Project EMERGE has been instrumental in the creation of practical solutions to the unique challenges faced by women with disabilities and Deaf women: they not only experience abuse at vastly disproportionate numbers, but they also encounter barriers to seeking assistance.
Project EMERGE—a Burton Blatt Institute (BBI) collaboration with Vera House, working to end domestic and sexual violence, and ARISE, creating a fair and just community in which everyone can fully participate—improves services for women with disabilities and Deaf individuals who may also be victims of domestic and/or sexual violence. The Project EMERGE team is working with other community partners, including the Syracuse Police Department, to create policy and best practices within their organizations.
Members of Project EMERGE’s Advisory Group share their story of how the program has provided an opportunity to grow as individuals and to make a difference.
In their own words…
My name is Cindy, and I am writing on behalf of Joan, Georgianne, Jaylenne, and myself. We are a group of women with disabilities and who are Deaf. We are also survivors of domestic and sexual violence. Together we make up the Project EMERGE Advisory Group. We began in this Advisory Group as strangers, but now consider one another family. Until this project, our experiences of trauma and having a disability or being Deaf carried so much negativity. Project EMERGE has allowed us to turn our troubling experiences into a positive for others in our community.
In the beginning, with so much raw emotion, it was difficult to discuss our experiences of abuse, many of which we tried to keep hidden. The Project EMERGE team wanted to know how our disability or our experience of being Deaf braided together with our abuse history. Before Project EMERGE, we either focused on the disability or the trauma but not how they were related.

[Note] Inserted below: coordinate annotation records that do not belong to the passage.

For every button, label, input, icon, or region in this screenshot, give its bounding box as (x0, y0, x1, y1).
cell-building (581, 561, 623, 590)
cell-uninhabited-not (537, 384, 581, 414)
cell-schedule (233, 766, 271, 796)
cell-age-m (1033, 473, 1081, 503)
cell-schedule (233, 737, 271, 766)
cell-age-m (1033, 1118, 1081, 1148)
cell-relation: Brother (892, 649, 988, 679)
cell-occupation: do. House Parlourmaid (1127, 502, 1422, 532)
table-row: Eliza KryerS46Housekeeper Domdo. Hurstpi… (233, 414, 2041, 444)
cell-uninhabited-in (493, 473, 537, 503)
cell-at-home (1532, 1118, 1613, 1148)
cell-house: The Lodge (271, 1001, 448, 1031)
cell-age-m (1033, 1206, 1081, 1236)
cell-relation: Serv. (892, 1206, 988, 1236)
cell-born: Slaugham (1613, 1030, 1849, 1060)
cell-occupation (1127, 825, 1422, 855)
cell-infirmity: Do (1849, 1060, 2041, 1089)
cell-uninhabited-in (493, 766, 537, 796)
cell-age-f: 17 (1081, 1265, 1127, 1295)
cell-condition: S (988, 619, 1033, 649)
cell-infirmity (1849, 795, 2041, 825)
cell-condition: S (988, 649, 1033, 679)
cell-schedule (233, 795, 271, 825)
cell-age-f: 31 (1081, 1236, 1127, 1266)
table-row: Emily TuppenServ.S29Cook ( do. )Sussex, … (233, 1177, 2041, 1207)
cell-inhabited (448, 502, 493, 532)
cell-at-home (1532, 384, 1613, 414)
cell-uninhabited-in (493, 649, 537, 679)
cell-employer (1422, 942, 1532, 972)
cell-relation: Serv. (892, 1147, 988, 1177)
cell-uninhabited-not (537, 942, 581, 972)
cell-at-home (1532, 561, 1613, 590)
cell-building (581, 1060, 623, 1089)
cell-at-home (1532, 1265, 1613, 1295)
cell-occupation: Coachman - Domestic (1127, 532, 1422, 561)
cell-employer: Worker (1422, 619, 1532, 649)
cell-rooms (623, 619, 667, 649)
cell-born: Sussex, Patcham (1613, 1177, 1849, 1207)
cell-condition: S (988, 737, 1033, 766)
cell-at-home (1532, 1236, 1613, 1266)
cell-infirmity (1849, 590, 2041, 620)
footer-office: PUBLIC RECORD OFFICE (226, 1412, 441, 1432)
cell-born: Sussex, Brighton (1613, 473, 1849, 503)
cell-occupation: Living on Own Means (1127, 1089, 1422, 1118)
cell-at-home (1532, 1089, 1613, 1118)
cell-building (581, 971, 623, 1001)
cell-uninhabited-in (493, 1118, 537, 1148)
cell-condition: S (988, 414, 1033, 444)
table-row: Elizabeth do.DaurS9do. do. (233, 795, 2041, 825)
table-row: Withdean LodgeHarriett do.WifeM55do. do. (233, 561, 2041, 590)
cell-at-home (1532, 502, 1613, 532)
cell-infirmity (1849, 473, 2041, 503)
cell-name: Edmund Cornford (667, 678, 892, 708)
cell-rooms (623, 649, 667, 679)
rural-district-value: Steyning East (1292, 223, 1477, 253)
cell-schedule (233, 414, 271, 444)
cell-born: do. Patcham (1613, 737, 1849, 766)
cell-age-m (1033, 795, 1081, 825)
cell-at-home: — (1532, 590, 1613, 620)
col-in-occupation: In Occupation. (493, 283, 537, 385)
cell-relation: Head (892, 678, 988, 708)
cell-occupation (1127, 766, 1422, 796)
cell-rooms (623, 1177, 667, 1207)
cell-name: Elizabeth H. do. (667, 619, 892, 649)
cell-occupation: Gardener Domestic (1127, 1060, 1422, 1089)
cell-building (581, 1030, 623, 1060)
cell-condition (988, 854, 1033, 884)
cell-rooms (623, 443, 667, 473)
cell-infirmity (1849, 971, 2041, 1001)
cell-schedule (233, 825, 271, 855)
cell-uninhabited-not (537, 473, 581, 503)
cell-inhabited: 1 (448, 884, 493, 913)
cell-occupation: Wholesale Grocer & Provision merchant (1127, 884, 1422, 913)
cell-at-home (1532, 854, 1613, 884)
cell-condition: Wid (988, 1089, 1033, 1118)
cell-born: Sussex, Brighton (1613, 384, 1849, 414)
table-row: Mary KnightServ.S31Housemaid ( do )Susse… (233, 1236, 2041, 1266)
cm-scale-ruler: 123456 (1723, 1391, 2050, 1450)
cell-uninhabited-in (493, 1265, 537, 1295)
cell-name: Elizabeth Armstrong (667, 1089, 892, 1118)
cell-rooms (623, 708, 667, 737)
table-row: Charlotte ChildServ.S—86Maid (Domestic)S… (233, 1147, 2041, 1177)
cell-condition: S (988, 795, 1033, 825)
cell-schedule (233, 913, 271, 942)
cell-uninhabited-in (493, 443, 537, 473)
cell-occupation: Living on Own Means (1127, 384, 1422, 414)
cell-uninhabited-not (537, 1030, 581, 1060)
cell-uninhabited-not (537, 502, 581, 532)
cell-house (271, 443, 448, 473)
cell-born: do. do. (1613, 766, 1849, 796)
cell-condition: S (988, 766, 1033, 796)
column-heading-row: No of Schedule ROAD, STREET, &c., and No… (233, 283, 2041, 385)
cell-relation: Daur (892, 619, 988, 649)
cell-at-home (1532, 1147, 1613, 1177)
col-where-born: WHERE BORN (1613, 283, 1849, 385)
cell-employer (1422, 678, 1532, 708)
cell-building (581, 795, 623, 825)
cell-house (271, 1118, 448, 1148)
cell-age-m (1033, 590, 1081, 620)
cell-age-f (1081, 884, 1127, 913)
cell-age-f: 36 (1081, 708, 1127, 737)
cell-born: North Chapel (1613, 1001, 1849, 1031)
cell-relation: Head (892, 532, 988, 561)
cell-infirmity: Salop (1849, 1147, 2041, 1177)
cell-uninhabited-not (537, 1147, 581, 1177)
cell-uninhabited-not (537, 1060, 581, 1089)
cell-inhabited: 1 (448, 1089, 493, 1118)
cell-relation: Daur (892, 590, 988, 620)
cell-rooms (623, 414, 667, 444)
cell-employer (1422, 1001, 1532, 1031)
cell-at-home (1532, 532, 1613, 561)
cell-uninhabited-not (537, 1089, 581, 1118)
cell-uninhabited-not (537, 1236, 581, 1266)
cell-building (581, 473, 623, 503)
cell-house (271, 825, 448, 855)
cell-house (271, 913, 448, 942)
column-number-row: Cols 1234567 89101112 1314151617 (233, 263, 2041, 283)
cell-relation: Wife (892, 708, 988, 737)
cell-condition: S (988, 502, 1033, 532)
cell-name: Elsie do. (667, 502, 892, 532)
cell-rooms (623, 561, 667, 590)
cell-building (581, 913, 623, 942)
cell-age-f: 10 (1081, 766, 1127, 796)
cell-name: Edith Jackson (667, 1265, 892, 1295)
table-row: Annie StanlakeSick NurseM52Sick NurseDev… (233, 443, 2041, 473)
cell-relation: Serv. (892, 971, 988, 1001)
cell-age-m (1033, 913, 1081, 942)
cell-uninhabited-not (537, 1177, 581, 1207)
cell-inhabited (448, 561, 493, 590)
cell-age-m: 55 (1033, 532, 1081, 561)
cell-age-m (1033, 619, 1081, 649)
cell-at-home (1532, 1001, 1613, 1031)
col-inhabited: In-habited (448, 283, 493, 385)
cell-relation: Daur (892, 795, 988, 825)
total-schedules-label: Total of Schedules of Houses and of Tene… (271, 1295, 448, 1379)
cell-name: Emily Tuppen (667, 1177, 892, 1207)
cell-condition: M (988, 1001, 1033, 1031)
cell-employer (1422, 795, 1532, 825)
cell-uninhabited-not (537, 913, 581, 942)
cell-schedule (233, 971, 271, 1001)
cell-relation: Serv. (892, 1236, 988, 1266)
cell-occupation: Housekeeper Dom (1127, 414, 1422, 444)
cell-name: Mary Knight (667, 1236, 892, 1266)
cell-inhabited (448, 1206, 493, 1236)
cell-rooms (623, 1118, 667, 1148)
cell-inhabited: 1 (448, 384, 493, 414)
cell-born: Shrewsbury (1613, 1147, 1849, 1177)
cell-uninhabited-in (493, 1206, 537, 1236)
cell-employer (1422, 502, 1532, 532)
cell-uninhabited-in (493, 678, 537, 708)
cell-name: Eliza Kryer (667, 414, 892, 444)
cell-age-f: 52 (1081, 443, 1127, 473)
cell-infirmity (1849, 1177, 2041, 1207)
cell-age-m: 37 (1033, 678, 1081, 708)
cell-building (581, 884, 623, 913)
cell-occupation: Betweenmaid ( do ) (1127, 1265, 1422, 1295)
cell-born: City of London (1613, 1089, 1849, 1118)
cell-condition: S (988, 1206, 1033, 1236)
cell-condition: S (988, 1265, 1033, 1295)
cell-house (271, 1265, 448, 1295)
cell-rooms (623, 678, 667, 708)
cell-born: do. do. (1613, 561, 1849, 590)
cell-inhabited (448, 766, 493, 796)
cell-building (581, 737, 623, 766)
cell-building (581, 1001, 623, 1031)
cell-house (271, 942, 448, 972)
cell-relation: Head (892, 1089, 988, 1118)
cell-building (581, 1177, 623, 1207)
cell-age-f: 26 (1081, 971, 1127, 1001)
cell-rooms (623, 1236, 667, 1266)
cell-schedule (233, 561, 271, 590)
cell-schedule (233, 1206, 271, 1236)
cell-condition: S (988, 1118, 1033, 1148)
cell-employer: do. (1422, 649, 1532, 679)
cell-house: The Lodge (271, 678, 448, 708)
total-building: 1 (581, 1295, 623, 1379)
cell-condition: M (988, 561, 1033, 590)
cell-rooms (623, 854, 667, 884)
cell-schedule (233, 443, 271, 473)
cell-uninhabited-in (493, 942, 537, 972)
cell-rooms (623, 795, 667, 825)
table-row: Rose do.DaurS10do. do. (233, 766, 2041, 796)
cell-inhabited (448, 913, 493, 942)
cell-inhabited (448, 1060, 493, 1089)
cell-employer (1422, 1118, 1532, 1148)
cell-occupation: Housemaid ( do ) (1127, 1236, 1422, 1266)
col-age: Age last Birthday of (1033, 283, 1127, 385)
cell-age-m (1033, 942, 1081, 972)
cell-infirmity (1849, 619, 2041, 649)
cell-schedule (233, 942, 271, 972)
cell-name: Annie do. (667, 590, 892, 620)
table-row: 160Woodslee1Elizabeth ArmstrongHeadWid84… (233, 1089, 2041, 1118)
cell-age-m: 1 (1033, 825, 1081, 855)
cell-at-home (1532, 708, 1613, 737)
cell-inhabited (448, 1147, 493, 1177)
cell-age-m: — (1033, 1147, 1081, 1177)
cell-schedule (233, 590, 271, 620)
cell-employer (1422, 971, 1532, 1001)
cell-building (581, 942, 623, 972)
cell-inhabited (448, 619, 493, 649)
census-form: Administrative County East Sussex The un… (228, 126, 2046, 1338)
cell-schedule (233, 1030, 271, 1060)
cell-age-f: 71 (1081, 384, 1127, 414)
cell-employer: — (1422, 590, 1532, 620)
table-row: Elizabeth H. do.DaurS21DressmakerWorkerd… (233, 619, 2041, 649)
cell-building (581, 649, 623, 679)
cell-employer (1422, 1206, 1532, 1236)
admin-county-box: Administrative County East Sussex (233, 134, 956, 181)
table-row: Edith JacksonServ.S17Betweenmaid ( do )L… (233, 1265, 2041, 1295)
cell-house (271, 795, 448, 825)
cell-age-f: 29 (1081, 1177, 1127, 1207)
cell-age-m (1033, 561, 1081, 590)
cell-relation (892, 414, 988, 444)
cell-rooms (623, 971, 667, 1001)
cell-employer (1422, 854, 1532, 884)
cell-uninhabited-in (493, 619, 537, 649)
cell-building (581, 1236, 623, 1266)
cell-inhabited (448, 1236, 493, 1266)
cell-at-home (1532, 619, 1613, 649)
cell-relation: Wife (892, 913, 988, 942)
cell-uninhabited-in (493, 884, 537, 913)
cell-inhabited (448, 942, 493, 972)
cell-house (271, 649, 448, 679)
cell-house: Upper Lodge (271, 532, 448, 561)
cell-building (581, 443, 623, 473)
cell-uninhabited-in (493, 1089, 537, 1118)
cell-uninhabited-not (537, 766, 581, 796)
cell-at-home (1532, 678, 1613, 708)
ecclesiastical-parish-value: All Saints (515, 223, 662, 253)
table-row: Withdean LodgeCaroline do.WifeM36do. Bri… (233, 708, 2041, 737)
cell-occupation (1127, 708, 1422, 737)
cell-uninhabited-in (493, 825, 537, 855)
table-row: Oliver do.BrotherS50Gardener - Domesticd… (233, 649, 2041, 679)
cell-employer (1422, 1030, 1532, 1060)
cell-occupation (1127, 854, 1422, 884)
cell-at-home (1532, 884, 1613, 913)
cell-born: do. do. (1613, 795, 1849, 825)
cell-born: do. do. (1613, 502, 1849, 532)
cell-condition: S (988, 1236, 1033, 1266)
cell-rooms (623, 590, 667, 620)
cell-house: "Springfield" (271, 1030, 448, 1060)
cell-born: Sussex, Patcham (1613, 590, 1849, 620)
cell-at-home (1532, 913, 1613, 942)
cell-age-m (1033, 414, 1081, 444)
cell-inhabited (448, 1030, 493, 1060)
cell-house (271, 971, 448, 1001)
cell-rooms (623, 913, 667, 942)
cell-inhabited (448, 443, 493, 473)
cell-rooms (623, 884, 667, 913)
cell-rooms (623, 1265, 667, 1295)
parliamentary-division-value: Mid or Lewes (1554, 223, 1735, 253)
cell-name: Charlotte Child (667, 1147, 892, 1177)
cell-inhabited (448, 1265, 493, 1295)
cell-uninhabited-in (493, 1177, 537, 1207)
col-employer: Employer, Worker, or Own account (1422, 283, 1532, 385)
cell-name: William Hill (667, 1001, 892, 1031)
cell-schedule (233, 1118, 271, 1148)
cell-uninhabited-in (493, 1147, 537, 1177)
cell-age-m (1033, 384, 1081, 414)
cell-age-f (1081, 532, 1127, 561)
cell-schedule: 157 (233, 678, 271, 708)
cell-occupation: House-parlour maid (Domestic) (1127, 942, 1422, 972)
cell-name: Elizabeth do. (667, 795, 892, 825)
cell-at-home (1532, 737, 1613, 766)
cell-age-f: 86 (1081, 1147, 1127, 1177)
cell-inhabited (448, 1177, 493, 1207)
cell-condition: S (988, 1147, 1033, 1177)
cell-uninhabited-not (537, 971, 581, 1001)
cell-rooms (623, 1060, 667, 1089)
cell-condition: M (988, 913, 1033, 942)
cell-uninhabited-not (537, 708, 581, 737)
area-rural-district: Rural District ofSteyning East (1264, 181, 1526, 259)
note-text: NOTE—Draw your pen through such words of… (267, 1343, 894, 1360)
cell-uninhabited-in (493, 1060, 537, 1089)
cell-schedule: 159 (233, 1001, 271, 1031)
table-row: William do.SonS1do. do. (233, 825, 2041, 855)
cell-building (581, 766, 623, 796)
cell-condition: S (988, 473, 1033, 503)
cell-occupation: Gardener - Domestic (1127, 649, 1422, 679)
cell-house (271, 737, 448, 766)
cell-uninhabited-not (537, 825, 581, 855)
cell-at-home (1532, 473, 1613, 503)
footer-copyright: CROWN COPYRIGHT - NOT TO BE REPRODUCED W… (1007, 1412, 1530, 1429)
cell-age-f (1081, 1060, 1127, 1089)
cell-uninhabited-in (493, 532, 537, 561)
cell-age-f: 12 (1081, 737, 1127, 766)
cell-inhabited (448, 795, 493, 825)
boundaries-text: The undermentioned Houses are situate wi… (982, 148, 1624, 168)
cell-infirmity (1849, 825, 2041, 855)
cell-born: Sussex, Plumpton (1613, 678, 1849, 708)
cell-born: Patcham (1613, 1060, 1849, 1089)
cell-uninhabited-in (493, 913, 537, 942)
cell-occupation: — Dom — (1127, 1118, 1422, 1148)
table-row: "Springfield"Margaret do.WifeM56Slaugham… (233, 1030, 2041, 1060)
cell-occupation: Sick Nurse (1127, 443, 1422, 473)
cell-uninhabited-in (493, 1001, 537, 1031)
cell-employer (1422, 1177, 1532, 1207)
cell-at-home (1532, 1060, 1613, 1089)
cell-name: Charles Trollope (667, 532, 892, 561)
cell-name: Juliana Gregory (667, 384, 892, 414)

We struggled, along with the staff, trying to figure out how we could accommodate all of our needs. We thought having people who were blind or Deaf in the same room would create confusion. Instead, it turned out to be a meaningful experience as we learned how to work with the interpreters and build a strong team. We found safety in talking. We shared our challenges in accessing services for people with disabilities or the Deaf who are victims of abuse. We may have similar disabilities but our needs are different.
As a result of working with project staff and other advisory board members, there has been an increased awareness in the community about accommodations for women with disabilities or those who are Deaf and victims of abuse. We are so proud to have been a part of creating and revising valuable educational resources. For example, a series of fully accessible videos describe how to recognize and avoid abuse as well as where to find support. A new assessment tool also helped ARISE and Vera House staff members assess their ability to provide accessible services.
We are delighted that these resources may be used by other programs across the country. As much as we have done and offered to Project EMERGE, being a part of this group has done so much more for us. We experienced bad things, thinking it was our fault, but when you hear the experiences of others, you realize that you are not alone. We feel empowered. Being part of Project EMERGE has been a healing process for us—an opportunity to grow as individuals and to make a difference in our community.
• Women with disabilities are at least twice as more likely to be raped as compared to women of the general population.
• Eighty-three percent of women with a disability will be sexually assaulted in their lifetime.